19
RODNEY
“There are three things worth killing for,” Marquese tells Rodney. Rodney rides in the big blue MegaBus on the way to Chicago; Marquese is still in the big white hospital on the way to recovery. “I guess you don’t think about something like that until something like this.”
Rodney tries apologizing again, but Marquese isn’t having it. “It’s worth dying for your family, and your family is all your brothers, and that includes you. It’s worth dying for your country, and . . .”
Rodney tries to hear over his rumbling stomach. The money he gave Jawahir for a phone and the one-way ticket to Chicago was almost all the money he had. “So what’s the third, Marquese?”
“Your woman. I didn’t get that because you know I ain’t never had nothing like you and Jawahir. Man, I can see it between you. You two are like cartoon magnets with wiggly lines drawing you to each other. I think that’s why I stood up. Farhan wasn’t just insulting me, you, and all brothers. He was insulting love, and that’s just wrong. When I’m dead and gone, all that money I made ain’t gonna remember me. It ain’t gonna cry; it’s just going into somebody else’s pocket. But you, you got it.”

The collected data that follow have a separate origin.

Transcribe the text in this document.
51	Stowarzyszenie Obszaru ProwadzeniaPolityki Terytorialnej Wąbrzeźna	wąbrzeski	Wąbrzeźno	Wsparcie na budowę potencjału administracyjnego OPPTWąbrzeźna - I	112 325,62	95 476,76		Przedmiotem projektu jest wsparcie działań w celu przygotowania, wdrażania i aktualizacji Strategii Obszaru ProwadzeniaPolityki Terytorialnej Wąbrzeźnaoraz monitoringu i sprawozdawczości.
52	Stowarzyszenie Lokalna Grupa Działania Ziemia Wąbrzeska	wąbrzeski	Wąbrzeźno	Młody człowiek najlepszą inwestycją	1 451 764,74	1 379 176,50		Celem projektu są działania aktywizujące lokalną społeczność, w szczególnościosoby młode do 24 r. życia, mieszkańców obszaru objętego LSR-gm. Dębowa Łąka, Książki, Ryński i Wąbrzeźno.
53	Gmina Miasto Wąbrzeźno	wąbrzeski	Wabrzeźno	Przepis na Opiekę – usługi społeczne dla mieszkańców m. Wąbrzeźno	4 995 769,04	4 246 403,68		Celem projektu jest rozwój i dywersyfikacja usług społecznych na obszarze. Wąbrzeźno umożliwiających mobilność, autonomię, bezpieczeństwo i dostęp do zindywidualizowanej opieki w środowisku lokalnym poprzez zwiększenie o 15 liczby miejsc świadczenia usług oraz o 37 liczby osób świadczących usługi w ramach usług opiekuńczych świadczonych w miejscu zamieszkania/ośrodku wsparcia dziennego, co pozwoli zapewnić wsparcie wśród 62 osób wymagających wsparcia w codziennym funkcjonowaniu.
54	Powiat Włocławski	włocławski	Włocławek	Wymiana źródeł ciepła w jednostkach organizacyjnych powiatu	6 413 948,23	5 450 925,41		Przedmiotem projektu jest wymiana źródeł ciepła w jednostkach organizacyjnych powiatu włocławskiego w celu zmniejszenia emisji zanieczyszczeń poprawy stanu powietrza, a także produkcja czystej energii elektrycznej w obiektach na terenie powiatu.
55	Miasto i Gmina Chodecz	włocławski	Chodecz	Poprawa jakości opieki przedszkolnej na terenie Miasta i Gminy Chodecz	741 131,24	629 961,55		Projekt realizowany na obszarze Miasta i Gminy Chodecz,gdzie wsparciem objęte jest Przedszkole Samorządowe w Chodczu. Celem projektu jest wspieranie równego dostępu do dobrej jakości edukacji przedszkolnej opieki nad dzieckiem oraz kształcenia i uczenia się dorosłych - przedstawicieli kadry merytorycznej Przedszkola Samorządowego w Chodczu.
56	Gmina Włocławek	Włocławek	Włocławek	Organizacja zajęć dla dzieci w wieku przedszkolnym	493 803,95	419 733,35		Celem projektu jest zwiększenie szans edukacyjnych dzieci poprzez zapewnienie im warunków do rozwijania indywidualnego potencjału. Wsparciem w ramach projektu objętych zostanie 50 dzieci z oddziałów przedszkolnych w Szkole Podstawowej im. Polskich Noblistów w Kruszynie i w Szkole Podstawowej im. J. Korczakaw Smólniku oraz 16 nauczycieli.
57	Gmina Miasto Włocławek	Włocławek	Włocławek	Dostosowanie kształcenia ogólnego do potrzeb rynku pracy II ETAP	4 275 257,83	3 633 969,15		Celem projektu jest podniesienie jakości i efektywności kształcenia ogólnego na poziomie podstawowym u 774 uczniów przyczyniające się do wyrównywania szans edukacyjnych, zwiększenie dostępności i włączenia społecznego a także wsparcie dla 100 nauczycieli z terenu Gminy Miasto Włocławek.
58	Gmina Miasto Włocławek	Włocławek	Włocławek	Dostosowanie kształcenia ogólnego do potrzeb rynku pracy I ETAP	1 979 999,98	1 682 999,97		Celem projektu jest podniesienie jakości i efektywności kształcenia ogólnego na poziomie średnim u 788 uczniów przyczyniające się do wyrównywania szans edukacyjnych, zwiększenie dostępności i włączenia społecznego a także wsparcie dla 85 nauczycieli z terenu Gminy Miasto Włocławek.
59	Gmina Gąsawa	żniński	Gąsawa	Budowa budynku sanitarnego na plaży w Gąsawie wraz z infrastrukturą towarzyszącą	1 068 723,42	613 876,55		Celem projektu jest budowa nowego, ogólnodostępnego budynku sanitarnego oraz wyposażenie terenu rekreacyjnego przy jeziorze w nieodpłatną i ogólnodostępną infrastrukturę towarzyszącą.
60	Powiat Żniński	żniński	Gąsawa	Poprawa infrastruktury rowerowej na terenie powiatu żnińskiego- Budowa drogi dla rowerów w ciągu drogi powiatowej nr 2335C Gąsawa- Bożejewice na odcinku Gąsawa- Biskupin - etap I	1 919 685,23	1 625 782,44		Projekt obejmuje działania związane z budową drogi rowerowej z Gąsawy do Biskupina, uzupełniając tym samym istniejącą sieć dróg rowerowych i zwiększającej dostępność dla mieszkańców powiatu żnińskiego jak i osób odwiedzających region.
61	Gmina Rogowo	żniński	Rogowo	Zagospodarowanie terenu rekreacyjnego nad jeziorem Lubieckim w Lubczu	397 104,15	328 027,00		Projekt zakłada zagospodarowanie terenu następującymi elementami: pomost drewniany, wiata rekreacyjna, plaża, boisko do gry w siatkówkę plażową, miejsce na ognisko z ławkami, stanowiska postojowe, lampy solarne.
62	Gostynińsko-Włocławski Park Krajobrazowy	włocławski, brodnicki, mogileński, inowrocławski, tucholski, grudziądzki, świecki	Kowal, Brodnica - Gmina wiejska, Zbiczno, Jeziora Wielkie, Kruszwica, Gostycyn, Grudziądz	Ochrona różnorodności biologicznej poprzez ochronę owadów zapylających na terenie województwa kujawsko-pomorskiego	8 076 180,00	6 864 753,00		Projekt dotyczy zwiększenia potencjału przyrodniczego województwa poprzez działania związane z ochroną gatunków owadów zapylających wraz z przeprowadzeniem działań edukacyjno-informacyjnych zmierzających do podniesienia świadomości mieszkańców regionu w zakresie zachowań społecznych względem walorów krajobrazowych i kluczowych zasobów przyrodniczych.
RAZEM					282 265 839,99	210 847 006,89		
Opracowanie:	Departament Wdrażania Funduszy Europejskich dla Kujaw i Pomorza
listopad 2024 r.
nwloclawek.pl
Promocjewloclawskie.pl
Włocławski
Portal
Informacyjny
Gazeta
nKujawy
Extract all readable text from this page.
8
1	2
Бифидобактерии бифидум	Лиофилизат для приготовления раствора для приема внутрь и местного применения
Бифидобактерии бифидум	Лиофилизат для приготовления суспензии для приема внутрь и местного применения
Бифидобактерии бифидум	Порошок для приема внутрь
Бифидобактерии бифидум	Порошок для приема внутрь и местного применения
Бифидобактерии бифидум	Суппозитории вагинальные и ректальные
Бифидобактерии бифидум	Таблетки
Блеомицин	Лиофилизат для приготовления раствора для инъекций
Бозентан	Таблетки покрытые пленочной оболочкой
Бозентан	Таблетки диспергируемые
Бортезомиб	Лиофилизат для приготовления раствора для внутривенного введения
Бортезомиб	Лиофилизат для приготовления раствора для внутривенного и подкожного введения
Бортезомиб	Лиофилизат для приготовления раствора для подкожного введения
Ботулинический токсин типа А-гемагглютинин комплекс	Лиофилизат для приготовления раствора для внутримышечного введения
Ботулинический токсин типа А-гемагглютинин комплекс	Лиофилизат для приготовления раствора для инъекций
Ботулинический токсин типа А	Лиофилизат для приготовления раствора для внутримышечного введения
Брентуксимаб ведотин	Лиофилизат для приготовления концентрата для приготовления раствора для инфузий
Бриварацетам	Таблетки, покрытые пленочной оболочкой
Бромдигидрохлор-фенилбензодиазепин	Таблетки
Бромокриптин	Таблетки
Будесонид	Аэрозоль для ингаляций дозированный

“Had it.” Rodney tells Marquese about going to Chicago and being away from Jawahir. “I could come in the hospital with you and they could cut out a piece of me, and it won’t hurt more than this.”
“Then why you running?”
“If I stay, I’m going to get violated,” Rodney confesses. “I can’t go back inside.”
“You afraid Jawahir would pull an Aaliyah and drop you when you’re—”
“No, that’s not it.” Of this, Rodney is more than one hundred percent sure. “But I said I wasn’t going back in. I told everybody at CHS, everybody at home, and everybody at school that I was done with that life. But mostly, I told myself that I’d never step foot inside again and I’m going to keep my word.”
“I’ll testify that you were trying to break up the fight.” Rodney flashes not on the images of the fight, but the sound of the knife entering Marquese’s body and then his body hitting the ground. “I’ll tell—”
“And we know how much judges and POs believe what young black men say,” Rodney says, feeling his anger rise. “Farhan and his buddies got way more cred than any of us and you know that.”
Marquese, who loves to argue, doesn’t say a word. Both he and Rodney know the system. “So how you feeling?” Rodney asks. “When you going home and going back to school?”
Marquese laughs, then starts coughing. When he starts talking again, his tone is different, like he’s in pain. “I don’t think school will take me back. I think they want me gone, and you too I bet.”
“Probably, that’s what they do.” Rodney remembers Principal Evans trying to get him to enroll in River Creek Academy, one of the charter schools the district uses to warehouse problem kids and ex-cons. But since he wanted to play football, or thought he did, he got Bryant to get Coach to convince Evans to let him back in. He’s got no ally in his corner now, and more enemies than he’s ever had.
Marquese and Rodney keep talking; it makes the miles so much quicker, and Rodney can only assume it makes hours laying in hospital bed a little less painful by talking to a friend.
Rodney finally ends the call when another comes in: Jawahir. “It’s her, Marquese, I gotta go.”
“Family, country, and love,” Marquese says. “Worth killing for, worth dying for.”
Rodney smiles at the idea of big bad Marquese falling in love.
He quits smiling when Jawahir tells him what Farhan said about buying two dresses.
“I’m scared, Rodney,” she says. Rodney hears the terror in her voice. He balls his fists in rage.
“Gimme a couple of days and—”
“It won’t make a difference,” Jawahir says, her voice still shaking. “Nothing will make a difference. We’ll never be together, not in Chicago, not here, maybe not until we get to Jannah.”
“Jannah?” Rodney asks.
“Paradise, or what you might think of as heaven.”
Rodney tries to hold back a laugh, but can’t manage to do so. “I ain’t going to Paradise.”
“How can you say that?”
“Heaven’s for good people, and I’ve only been a good person since I met you.”
Silence makes Rodney think the phone’s cut out, but when he looks at the screen, the call seems to be working. “Jawahir, are you there?”
“Yes, Rodney, yes, I am here. I’ll pray for you, for both of us to go to Paradise.”
“Jawahir, when we’re together again,” Rodney whispers softly as if Jawahir’s ear was next to his, “that’s heaven for me.”